Van Cottehm said he saw the need for such a booklet after he began working as a translator for Nashville's courts 12 years ago.

"I could see in their eyes that they (immigrants) were more afraid of what was going on than paying attention to what they had to learn in that moment," he told the Tennessee Register, newspaper of the Nashville Diocese, "because they are very afraid in the court that they could be deported or sent to jail."

In Clarksville, Tenn., Catholics are working with other religious groups through the Hispanic Organization for Progress and Education, or HOPE, to help people affected by the arrest and detention of more than 60 immigrants after enforcement sweeps in May.

Muriel Attkisson, a parishioner at St. Catherine Church in Columbia, Tenn., said even if immigrants broke a law to live in the United States, she believes it's a human rights violation to break up their families by searches of homes and arrests.

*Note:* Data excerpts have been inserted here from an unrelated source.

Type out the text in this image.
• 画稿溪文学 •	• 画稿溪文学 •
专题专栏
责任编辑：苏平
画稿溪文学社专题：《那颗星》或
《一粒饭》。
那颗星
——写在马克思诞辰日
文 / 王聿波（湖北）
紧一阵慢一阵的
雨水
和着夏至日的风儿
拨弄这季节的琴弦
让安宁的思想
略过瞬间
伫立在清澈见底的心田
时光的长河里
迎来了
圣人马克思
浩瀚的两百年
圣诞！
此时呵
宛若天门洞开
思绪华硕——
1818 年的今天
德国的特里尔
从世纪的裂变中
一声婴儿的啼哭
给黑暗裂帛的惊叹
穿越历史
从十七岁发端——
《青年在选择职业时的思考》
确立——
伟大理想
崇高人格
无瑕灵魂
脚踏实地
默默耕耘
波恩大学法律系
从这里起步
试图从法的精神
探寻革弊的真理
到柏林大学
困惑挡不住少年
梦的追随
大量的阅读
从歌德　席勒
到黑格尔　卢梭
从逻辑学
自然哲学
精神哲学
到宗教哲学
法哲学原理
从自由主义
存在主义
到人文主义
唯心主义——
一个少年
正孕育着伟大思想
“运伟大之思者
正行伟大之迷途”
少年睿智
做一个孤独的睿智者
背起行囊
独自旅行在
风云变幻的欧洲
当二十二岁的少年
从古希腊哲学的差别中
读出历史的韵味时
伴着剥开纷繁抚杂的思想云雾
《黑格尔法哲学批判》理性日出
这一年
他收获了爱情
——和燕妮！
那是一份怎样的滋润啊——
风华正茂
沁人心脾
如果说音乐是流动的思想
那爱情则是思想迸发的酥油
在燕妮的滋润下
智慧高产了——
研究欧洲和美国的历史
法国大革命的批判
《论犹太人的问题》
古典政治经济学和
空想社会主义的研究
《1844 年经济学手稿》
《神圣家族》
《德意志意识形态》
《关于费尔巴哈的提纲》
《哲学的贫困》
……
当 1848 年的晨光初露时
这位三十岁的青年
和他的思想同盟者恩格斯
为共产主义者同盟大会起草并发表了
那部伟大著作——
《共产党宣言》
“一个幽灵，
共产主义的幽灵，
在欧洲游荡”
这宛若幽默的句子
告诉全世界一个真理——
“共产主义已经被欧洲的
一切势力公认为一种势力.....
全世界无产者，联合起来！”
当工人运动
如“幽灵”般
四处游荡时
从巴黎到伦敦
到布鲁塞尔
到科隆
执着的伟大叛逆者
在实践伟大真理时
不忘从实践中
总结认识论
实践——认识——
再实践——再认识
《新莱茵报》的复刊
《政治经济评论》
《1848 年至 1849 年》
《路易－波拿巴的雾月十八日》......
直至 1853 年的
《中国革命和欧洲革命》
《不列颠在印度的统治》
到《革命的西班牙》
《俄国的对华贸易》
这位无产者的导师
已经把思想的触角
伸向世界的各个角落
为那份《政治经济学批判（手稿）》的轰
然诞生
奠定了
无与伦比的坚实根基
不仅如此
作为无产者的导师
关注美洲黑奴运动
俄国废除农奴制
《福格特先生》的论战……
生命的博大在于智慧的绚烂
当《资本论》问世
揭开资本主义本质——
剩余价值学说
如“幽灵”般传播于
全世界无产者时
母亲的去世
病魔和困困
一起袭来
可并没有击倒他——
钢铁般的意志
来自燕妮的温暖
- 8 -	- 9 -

Some immigrants arrested in the May sweep have sued the Maury County Sheriff's Department, charging their homes were illegally searched and that they were targeted based on ethnicity.

Attkisson has helped organize a food and clothing drive for affected immigrants' families.

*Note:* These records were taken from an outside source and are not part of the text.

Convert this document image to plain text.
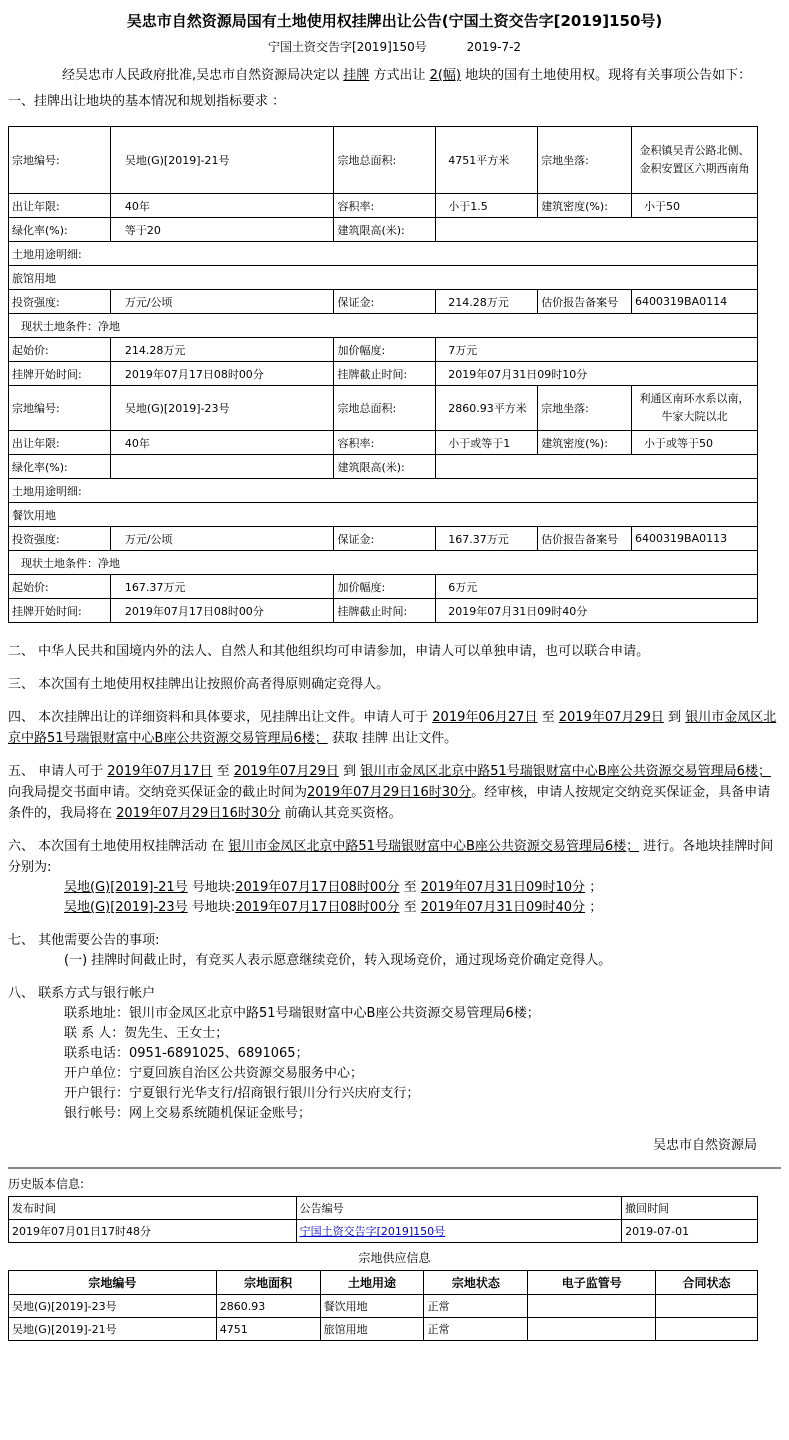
吴忠市自然资源局国有土地使用权挂牌出让公告(宁国土资交告字[2019]150号)
宁国土资交告字[2019]150号	2019-7-2
经吴忠市人民政府批准,吴忠市自然资源局决定以 挂牌 方式出让 2(幅) 地块的国有土地使用权。现将有关事项公告如下：
一、挂牌出让地块的基本情况和规划指标要求 ：
宗地编号:	吴地(G)[2019]-21号	宗地总面积:	4751平方米	宗地坐落:	金积镇吴青公路北侧、金积安置区六期西南角
出让年限:	40年	容积率:	小于1.5	建筑密度(%):	小于50
绿化率(%):	等于20	建筑限高(米):			
土地用途明细:					
旅馆用地					
投资强度:	万元/公顷	保证金:	214.28万元	估价报告备案号	6400319BA0114
现状土地条件：净地					
起始价:	214.28万元	加价幅度:	7万元		
挂牌开始时间:	2019年07月17日08时00分	挂牌截止时间:	2019年07月31日09时10分		
宗地编号:	吴地(G)[2019]-23号	宗地总面积:	2860.93平方米	宗地坐落:	利通区南环水系以南，牛家大院以北
出让年限:	40年	容积率:	小于或等于1	建筑密度(%):	小于或等于50
绿化率(%):		建筑限高(米):			
土地用途明细:					
餐饮用地					
投资强度:	万元/公顷	保证金:	167.37万元	估价报告备案号	6400319BA0113
现状土地条件：净地					
起始价:	167.37万元	加价幅度:	6万元		
挂牌开始时间:	2019年07月17日08时00分	挂牌截止时间:	2019年07月31日09时40分		
二、 中华人民共和国境内外的法人、自然人和其他组织均可申请参加，申请人可以单独申请，也可以联合申请。
三、 本次国有土地使用权挂牌出让按照价高者得原则确定竞得人。
四、 本次挂牌出让的详细资料和具体要求，见挂牌出让文件。申请人可于 2019年06月27日 至 2019年07月29日 到 银川市金凤区北京中路51号瑞银财富中心B座公共资源交易管理局6楼； 获取 挂牌 出让文件。
五、 申请人可于 2019年07月17日 至 2019年07月29日 到 银川市金凤区北京中路51号瑞银财富中心B座公共资源交易管理局6楼； 向我局提交书面申请。交纳竞买保证金的截止时间为2019年07月29日16时30分。经审核，申请人按规定交纳竞买保证金，具备申请条件的，我局将在 2019年07月29日16时30分 前确认其竞买资格。
六、 本次国有土地使用权挂牌活动 在 银川市金凤区北京中路51号瑞银财富中心B座公共资源交易管理局6楼； 进行。各地块挂牌时间分别为:
吴地(G)[2019]-21号 号地块:2019年07月17日08时00分 至 2019年07月31日09时10分 ；
吴地(G)[2019]-23号 号地块:2019年07月17日08时00分 至 2019年07月31日09时40分 ；
七、 其他需要公告的事项:
(一) 挂牌时间截止时，有竞买人表示愿意继续竞价，转入现场竞价，通过现场竞价确定竞得人。
八、 联系方式与银行帐户
联系地址：银川市金凤区北京中路51号瑞银财富中心B座公共资源交易管理局6楼；
联 系 人：贺先生、王女士；
联系电话：0951-6891025、6891065；
开户单位：宁夏回族自治区公共资源交易服务中心；
开户银行：宁夏银行光华支行/招商银行银川分行兴庆府支行；
银行帐号：网上交易系统随机保证金账号；
吴忠市自然资源局
历史版本信息:
发布时间	公告编号	撤回时间
2019年07月01日17时48分	宁国土资交告字[2019]150号	2019-07-01
宗地供应信息
宗地编号	宗地面积	土地用途	宗地状态	电子监管号	合同状态
吴地(G)[2019]-23号	2860.93	餐饮用地	正常		
吴地(G)[2019]-21号	4751	旅馆用地	正常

Miguel Gonzalez, who works in Hispanic ministry at St. William Church in Shelbyville, Tenn., said the local backlash against immigrants "has never been as bad as right now." A U.S. citizen who has lived in the community for 36 years, Gonzalez said attendance at the Sunday Spanish-language Mass at St. William has dropped off.

Many come to church in groups of four or five people in the same car and they fear that makes them a target for arrest, he explained.

Similar fears have prompted the staff of Catholic Charities in the Diocese of Rochester, N.Y., to consider organizing escort services for the immigrants who work in the region's farms and dairies.

Mercy Sister Janet Korn, social justice awareness coordinator for Catholic Charities, said some area farmers now escort their workers when they go into town for shopping or other business. The workers – and their employers – fear that they'll be targeted for questioning and potential arrest by virtue of their appearance.

She said most immigrants in the region are Mexican or Central American, and some are from Haiti; they came to work in the apple orchards, vineyards and produce fields of the Finger Lakes area.

"People are picked up off the street," she said. The farmers escort them in hopes authorities would be less likely to approach someone who looks like an immigrant if he's accompanied by someone from the area, she explained.

The Catholic Charities staff has discussed formalizing a program to offer such escorts, modeled after services provided to natives of El Salvador who returned to the still-volatile country to reclaim their homes and property when the civil war ended in the early 1990s.

Sister Korn said there are fears that escorts might be charged with crimes for transporting illegal immigrants, so discussions are proceeding cautiously.